Colleagues and former students recalled this week the dedication of a Scarborough Middle School special education teacher who formed strong bonds with her students.
The teacher, Sue LaHaie, 61, died last week after a bout with ovarian cancer. Her funeral was held Tuesday.
Evidence of the strong bonds LaHaie formed with students hangs on her Gorham home – a wreath with a thousand cranes of hope made by students. Students in LaHaie’s and Jen Simard’s resource rooms at Scarborough Middle School made the cranes to serve as a reminder of how much she was cared for and missed at the school.
“She was great,” said freshman Ashley Jesseman, who was taught by LaHaie for three years. “She always loved to help. Everybody loved her.”
It was LaHaie’s loving nature that students really liked about her, and some equated her attitude with that of a loving grandmother.

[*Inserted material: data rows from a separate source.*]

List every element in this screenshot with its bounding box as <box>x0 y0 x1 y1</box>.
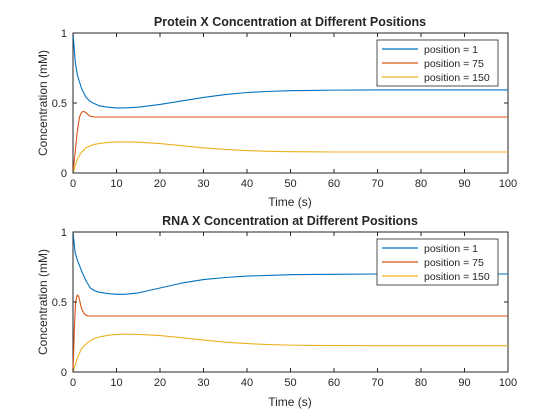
chart-title: Protein X Concentration at Different Pos… <box>154 15 426 29</box>
x-tick-label: 20 <box>154 377 166 389</box>
x-tick-label: 90 <box>458 178 470 190</box>
x-tick-label: 70 <box>371 377 383 389</box>
y-tick-label: 1 <box>61 227 67 239</box>
x-axis-label: Time (s) <box>268 395 312 409</box>
x-tick-label: 50 <box>284 178 296 190</box>
x-tick-label: 80 <box>415 377 427 389</box>
x-tick-label: 60 <box>328 377 340 389</box>
x-tick-label: 80 <box>415 178 427 190</box>
legend-label-1: position = 1 <box>424 44 478 56</box>
legend-box <box>376 238 499 286</box>
x-tick-label: 20 <box>154 178 166 190</box>
x-tick-label: 100 <box>499 178 517 190</box>
y-axis-label: Concentration (mM) <box>36 50 50 156</box>
x-tick-label: 0 <box>70 178 76 190</box>
y-tick-label: 1 <box>61 28 67 40</box>
chart-title: RNA X Concentration at Different Positio… <box>162 214 418 228</box>
x-tick-label: 10 <box>110 178 122 190</box>
series-line-1 <box>72 32 508 109</box>
x-tick-label: 100 <box>499 377 517 389</box>
series-line-2 <box>72 110 508 174</box>
protein-chart: Protein X Concentration at Different Pos… <box>36 15 517 209</box>
x-axis-label: Time (s) <box>268 195 312 209</box>
y-tick-label: 0.5 <box>52 297 67 309</box>
legend-label-2: position = 75 <box>424 58 484 70</box>
series-line-3 <box>72 141 508 174</box>
x-tick-label: 10 <box>110 377 122 389</box>
x-tick-label: 30 <box>197 377 209 389</box>
x-tick-label: 70 <box>371 178 383 190</box>
legend: position = 1 position = 75 position = 150 <box>376 39 499 87</box>
rna-chart: RNA X Concentration at Different Positio… <box>36 214 517 409</box>
x-tick-label: 50 <box>284 377 296 389</box>
x-tick-label: 40 <box>241 178 253 190</box>
x-tick-label: 30 <box>197 178 209 190</box>
x-tick-label: 60 <box>328 178 340 190</box>
x-tick-label: 40 <box>241 377 253 389</box>
y-tick-label: 0.5 <box>52 98 67 110</box>
x-tick-label: 0 <box>70 377 76 389</box>
series-line-1 <box>72 231 508 295</box>
legend-label-1: position = 1 <box>424 243 478 255</box>
legend-label-3: position = 150 <box>424 271 490 283</box>
legend: position = 1 position = 75 position = 150 <box>376 238 499 286</box>
series-line-2 <box>72 294 508 373</box>
y-tick-label: 0 <box>61 367 67 379</box>
y-tick-label: 0 <box>61 168 67 180</box>
series-line-3 <box>72 333 508 373</box>
x-tick-label: 90 <box>458 377 470 389</box>
legend-label-3: position = 150 <box>424 72 490 84</box>
legend-label-2: position = 75 <box>424 257 484 269</box>
y-axis-label: Concentration (mM) <box>36 249 50 355</box>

“I was in (her classroom) everyday after school, and she helped me out a lot,” said Erika Jackson, a junior at Scarborough High School who LaHaie taught for three years. “She always made me smile when I was in there.”
Jackson’s mother, Debbie, said her daughter gave LaHaie a picture she painted while in the eighth-grade, and three years later it was still in her classroom. Debbie Jackson credits LaHaie’s work with helping her daughter become a success.
“She was a class act all the way around. She was what the true meaning of a teacher is,” Debbie Jackson said.
LaHaie’s fellow teachers also held her in high regard, noting that she came to work early and stayed late helping her students.
“She cared about her students so much,” said Linda Descoteaux, the lead teacher on the Algonquin team at the middle school. “She would take them all home with her if she could.”
Sharon Larando taught with LaHaie since the middle school opened in the mid 1990s and enjoyed watching her interact with the middle school students.
“She was just so caring, thoughtful, always looking for the best side of each child,” she said. “She touched so many lives, not just her students, but people she worked with as well.”
Both LaHaie and Lorando were Gorham residents and often spoke to each other outside of school. When Lorando was told about the extent of LaHaie’s cancer, she became upset, but LaHaie told her not to worry and began comforting her.
“She was just such a lovely woman,” she said. “I lost a friend as well as a colleague.”
Derek Veilleux had a chance to witness LaHaie’s teaching first hand, working in her classroom as an education technician for the last four years.
“She had a way with the students, a way to get to them,” he said. “She had a great sense of humor and the kids really, really enjoyed her.”
LaHaie was born on Dec. 5, 1943, in Scranton, Penn. She graduated from Marywood College and later received a master’s degree in special education from Syracuse University.
After getting married to her husband, Roger, in 1968, LaHaie devoted herself to being a wife and mother of three children. She settled in southern Maine in 1983 and began teaching at Scarborough High School as an educational technician.
In addition to teaching, LaHaie also enjoyed shopping, traveling and dancing. She also was an active member of St. Maximilian Kolbe’s Catholic Church in Scarborough and a regular volunteer at the Preble Street soup kitchen.
Middle School Principal Joanne Sizemore has been working with LaHaie for more than 12 years and said she will be greatly missed.
“She was the most dedicated and caring teacher,” she said. “I will miss her very much.”